The Minister’s answers are comprehensive, and that comprehensive character of answer and her commitment to the House are hugely appreciated. However, may I gently say to her that we are, in productivity terms, making very slow progress? So if she could speed up a bit, that would be enormously appreciated, but I respect her commitment on this subject, as well as her unfailing courtesy, which I think everybody acknowledges.
Nineteen people have lost their lives to this in London alone this year, which comes after a record number last year. Clearly, we need to send the message that carrying a knife is unacceptable, and I agree with what has been said about the increased use of stop and search. Will the Minister talk about an amnesty for knives, so that we can take them off the streets, they can be turned into the police and they are therefore taken out of circulation?
I am extremely grateful to my hon. Friend for that question. One of the most successful parts of Operation Sceptre, the national weeks of action to which police forces throughout the country sign up, is exactly what he mentions: amnesties and knife bins. As I said, in the most recent week of Operation Sceptre, more than 9,000 knives were taken off our streets.
This is now a national crisis, with young people losing their lives not only on the streets of major cities but even in towns like Dudley. In the west midlands we have lost 2,000 police over the past few years. The police urgently need more resources so that we can get more police on the streets to deal with this problem. We have also lost youth services, sports clubs and all the other projects that keep young people off the streets and out of trouble. Will the Minister support the police and crime commissioner’s bid for more funding for the West Midlands Violence Prevention Alliance? Finally, when people are caught with knives they should be locked up. That is what the Conservatives promised in their 2010 manifesto, but that promise has never been upheld.

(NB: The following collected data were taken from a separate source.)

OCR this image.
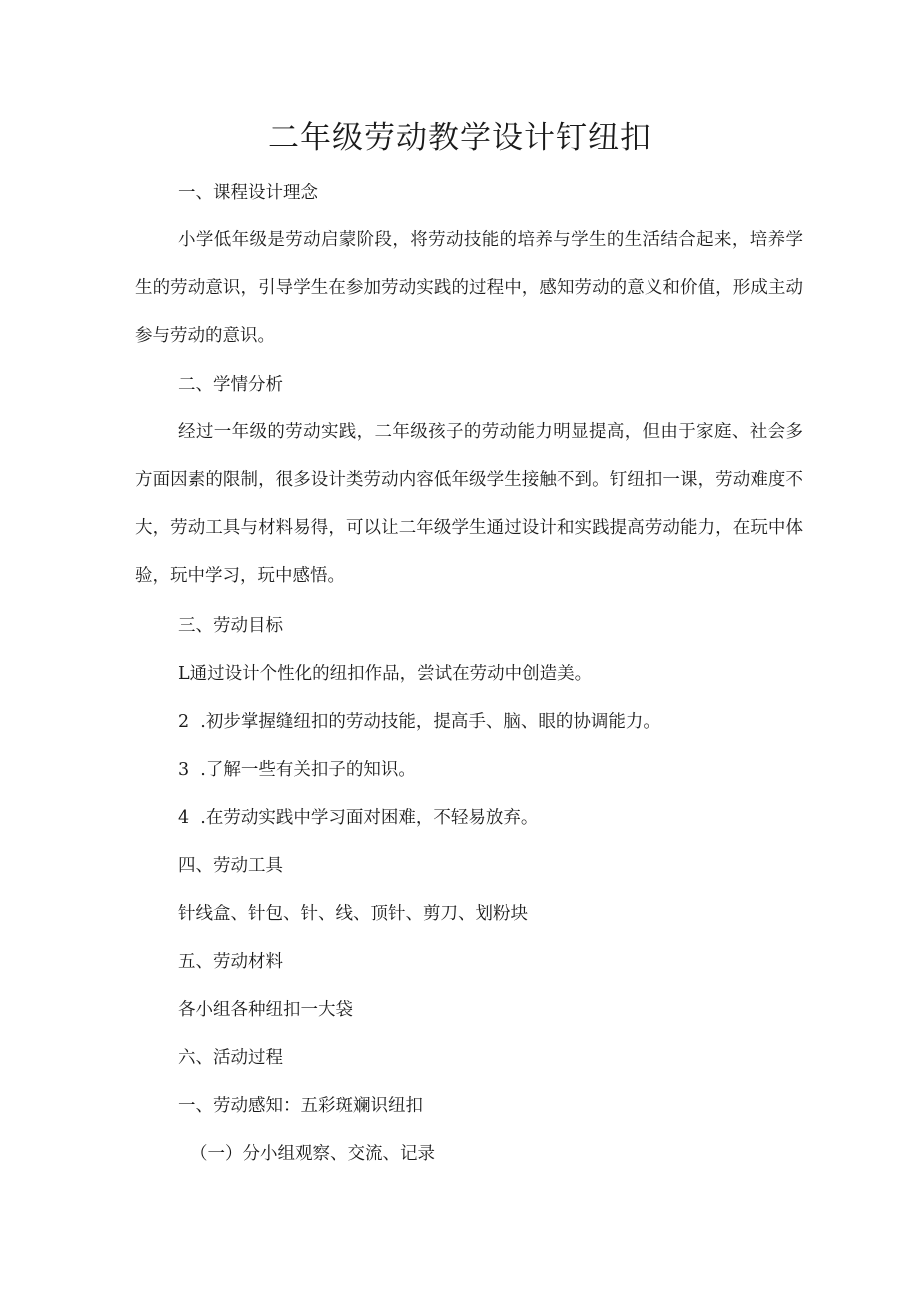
二年级劳动教学设计钉纽扣

一、课程设计理念

小学低年级是劳动启蒙阶段，将劳动技能的培养与学生的生活结合起来，培养学生的劳动意识，引导学生在参加劳动实践的过程中，感知劳动的意义和价值，形成主动参与劳动的意识。

二、学情分析

经过一年级的劳动实践，二年级孩子的劳动能力明显提高，但由于家庭、社会多方面因素的限制，很多设计类劳动内容低年级学生接触不到。钉纽扣一课，劳动难度不大，劳动工具与材料易得，可以让二年级学生通过设计和实践提高劳动能力，在玩中体验，玩中学习，玩中感悟。

三、劳动目标

L通过设计个性化的纽扣作品，尝试在劳动中创造美。

2  .初步掌握缝纽扣的劳动技能，提高手、脑、眼的协调能力。

3  .了解一些有关扣子的知识。

4  .在劳动实践中学习面对困难，不轻易放弃。

四、劳动工具

针线盒、针包、针、线、顶针、剪刀、划粉块

五、劳动材料

各小组各种纽扣一大袋

六、活动过程

一、劳动感知：五彩斑斓识纽扣

（一）分小组观察、交流、记录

The hon. Gentleman knows that I have often raised on the Floor of the House the use of reserves, because police reserves are made up of money that the taxpayer has given to police forces to spend on policing. In March last year, West Midlands police’s reserves were £85 million. I am sure the police and crime commissioner would be able to explain why that money is sitting in reserves and, indeed, he may have spent some of it in the past year, but the issue with funding is how it is spent as much as how much is given. On the hon. Gentleman’s point about sentences, we have put the legislation in place, and although it is open to any judge or magistrate to imprison someone who is found in possession of a knife once, it is then mandatory on the second occasion of their being caught. If that is not being followed by judges, it is a decision of the judiciary.